Operating below Wall Street's radar, Europe's biggest defense contractors have been buying up small U.S. aerospace companies in hopes of grabbing a piece of the Pentagon's record defense budget.
The deals have gained little attention because they've been relatively modest, typically valued at about $100 million apiece. But the European buying spree has netted 20 U.S. companies this year, many in Southern California, at a total transaction cost of nearly $2 billion, according to investment bank Houlihan Lokey Howard & Zukin. That's up from nine acquisitions last year and five in 2002.
"The U.S. defense market is the largest in the world," said Jon B. Kutler, chief executive of aerospace investment bank Jefferies Quarterdeck in Los Angeles. "Everybody is positioning themselves to get a bigger bite of that."
The draw is the Pentagon's $140-billion procurement and research budget. It accounts for more than half of worldwide spending on weapons, but most contracts are awarded to defense companies based in the U.S.

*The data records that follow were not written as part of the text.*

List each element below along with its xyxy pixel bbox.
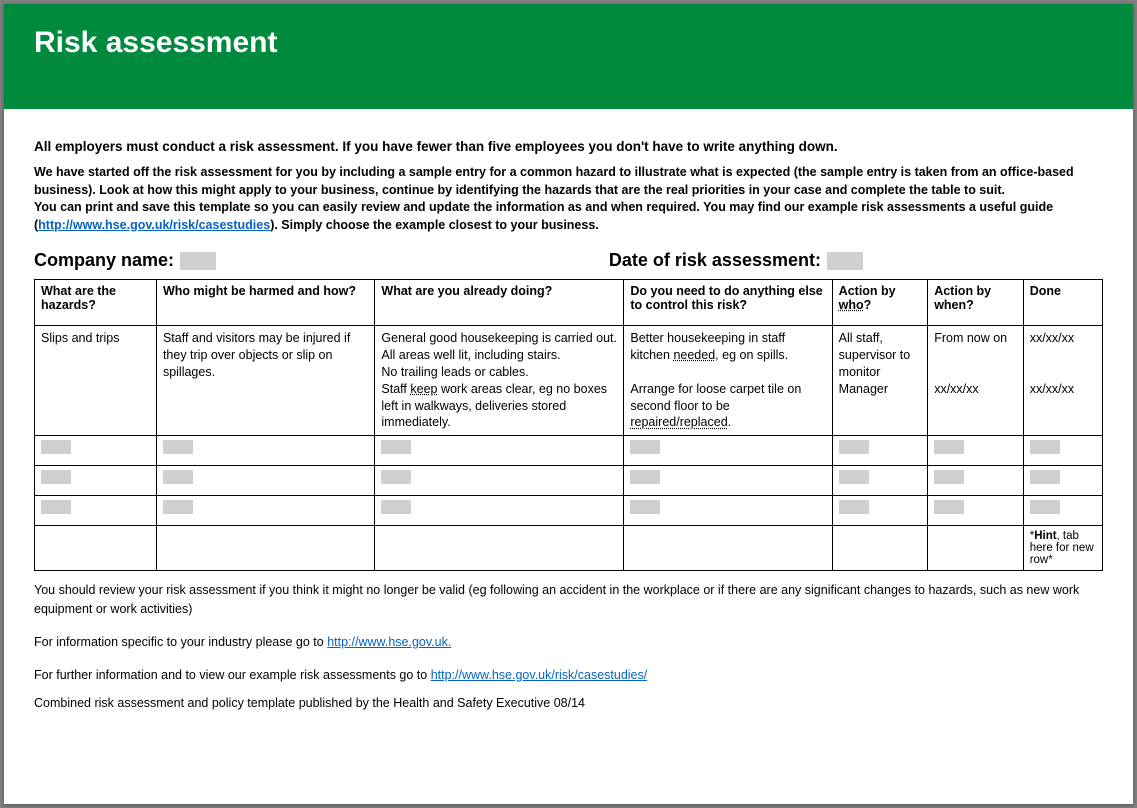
cell-action-when: From now on xx/xx/xx xyxy=(928,326,1024,436)
company-name-label: Company name: xyxy=(34,250,174,271)
table-row xyxy=(35,496,1103,526)
th-else: Do you need to do anything else to contr… xyxy=(624,280,832,326)
placeholder-stub xyxy=(41,470,71,484)
hint-cell[interactable]: *Hint, tab here for new row* xyxy=(1023,526,1102,571)
placeholder-stub xyxy=(630,440,660,454)
table-row-hint: *Hint, tab here for new row* xyxy=(35,526,1103,571)
placeholder-stub xyxy=(839,500,869,514)
note-industry: For information specific to your industr… xyxy=(34,633,1103,652)
fields-row: Company name: Date of risk assessment: xyxy=(34,250,1103,271)
intro-link[interactable]: http://www.hse.gov.uk/risk/casestudies xyxy=(38,218,270,232)
placeholder-stub xyxy=(1030,470,1060,484)
placeholder-stub xyxy=(630,470,660,484)
cell-action-who: All staff, supervisor to monitor Manager xyxy=(832,326,928,436)
intro-lead: All employers must conduct a risk assess… xyxy=(34,139,1103,154)
placeholder-stub xyxy=(839,440,869,454)
placeholder-stub xyxy=(163,500,193,514)
company-name-input[interactable] xyxy=(180,252,216,270)
intro-block: We have started off the risk assessment … xyxy=(34,164,1103,234)
page-title: Risk assessment xyxy=(34,26,1103,60)
cell-done: xx/xx/xx xx/xx/xx xyxy=(1023,326,1102,436)
placeholder-stub xyxy=(934,500,964,514)
th-action-when: Action by when? xyxy=(928,280,1024,326)
placeholder-stub xyxy=(934,440,964,454)
placeholder-stub xyxy=(41,500,71,514)
th-hazards: What are the hazards? xyxy=(35,280,157,326)
cell-doing: General good housekeeping is carried out… xyxy=(375,326,624,436)
th-done: Done xyxy=(1023,280,1102,326)
placeholder-stub xyxy=(163,470,193,484)
placeholder-stub xyxy=(381,440,411,454)
cell-else: Better housekeeping in staff kitchen nee… xyxy=(624,326,832,436)
placeholder-stub xyxy=(934,470,964,484)
table-header-row: What are the hazards? Who might be harme… xyxy=(35,280,1103,326)
document-page: Risk assessment All employers must condu… xyxy=(4,4,1133,804)
th-who: Who might be harmed and how? xyxy=(156,280,374,326)
note-examples: For further information and to view our … xyxy=(34,666,1103,685)
placeholder-stub xyxy=(163,440,193,454)
table-row xyxy=(35,436,1103,466)
placeholder-stub xyxy=(41,440,71,454)
content-area: All employers must conduct a risk assess… xyxy=(4,109,1133,713)
header-band: Risk assessment xyxy=(4,4,1133,109)
placeholder-stub xyxy=(1030,500,1060,514)
intro-p2b: ). Simply choose the example closest to … xyxy=(270,218,599,232)
footer-notes: You should review your risk assessment i… xyxy=(34,581,1103,713)
placeholder-stub xyxy=(630,500,660,514)
table-row xyxy=(35,466,1103,496)
placeholder-stub xyxy=(381,500,411,514)
hse-link[interactable]: http://www.hse.gov.uk. xyxy=(327,635,451,649)
casestudies-link[interactable]: http://www.hse.gov.uk/risk/casestudies/ xyxy=(431,668,648,682)
th-doing: What are you already doing? xyxy=(375,280,624,326)
cell-who: Staff and visitors may be injured if the… xyxy=(156,326,374,436)
th-action-who: Action by who? xyxy=(832,280,928,326)
placeholder-stub xyxy=(1030,440,1060,454)
note-publisher: Combined risk assessment and policy temp… xyxy=(34,694,1103,713)
date-label: Date of risk assessment: xyxy=(609,250,821,271)
cell-hazard: Slips and trips xyxy=(35,326,157,436)
intro-p1: We have started off the risk assessment … xyxy=(34,165,1074,197)
note-review: You should review your risk assessment i… xyxy=(34,581,1103,619)
table-row-sample: Slips and trips Staff and visitors may b… xyxy=(35,326,1103,436)
placeholder-stub xyxy=(839,470,869,484)
placeholder-stub xyxy=(381,470,411,484)
risk-table: What are the hazards? Who might be harme… xyxy=(34,279,1103,571)
date-input[interactable] xyxy=(827,252,863,270)
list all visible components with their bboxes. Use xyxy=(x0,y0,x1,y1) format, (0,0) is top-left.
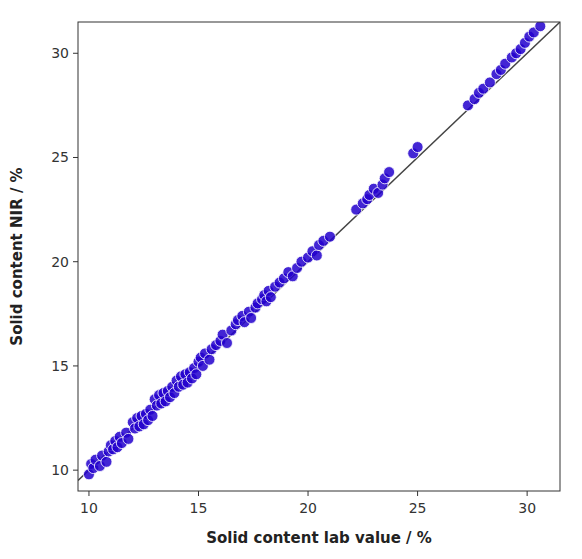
scatter-points xyxy=(83,22,545,480)
plot-area xyxy=(78,22,560,481)
y-tick xyxy=(73,53,78,54)
plot-frame xyxy=(78,22,560,491)
x-tick xyxy=(308,491,309,496)
point xyxy=(311,250,322,261)
point xyxy=(123,433,134,444)
y-tick-label: 20 xyxy=(51,254,69,270)
y-tick-label: 15 xyxy=(51,358,69,374)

That has brought the Europeans to this side of the pond. So far, they've acquired mostly smallish companies because, analysts said, those are less likely to trigger a political backlash; a takeover of a large contractor that does major work for the Pentagon could alarm Congress, which is considering a bill that would restrict awarding military contracts to foreign firms.
Although the modest-sized aerospace firms may not generate significant income for their new European owners, they "are important because they allow the European companies to have a U.S. base to bid" for lucrative Pentagon contracts, Kutler said.
One recent deal that raised some eyebrows came when Europe's largest defense contractor, European Aeronautic Defense & Space Co. made its first U.S. acquisition, gaining Irvine-based Racal Instruments Inc. for $105 million in October.
Racal, a 40-year-old company, designs and makes devices to test a variety of electronic equipment, including cellular phones, jet engine components and radar gear used in military planes, helicopters, missiles and other weapons systems. The company employs about 320 workers at facilities in Irvine and San Antonio and is expected to generate about $84 million in sales this year.
The Racal deal was notable because EADS, a Dutch-based consortium, also owns 80% of Airbus, which in 2003 surpassed Chicago-based Boeing Co. as the world's largest commercial aircraft maker.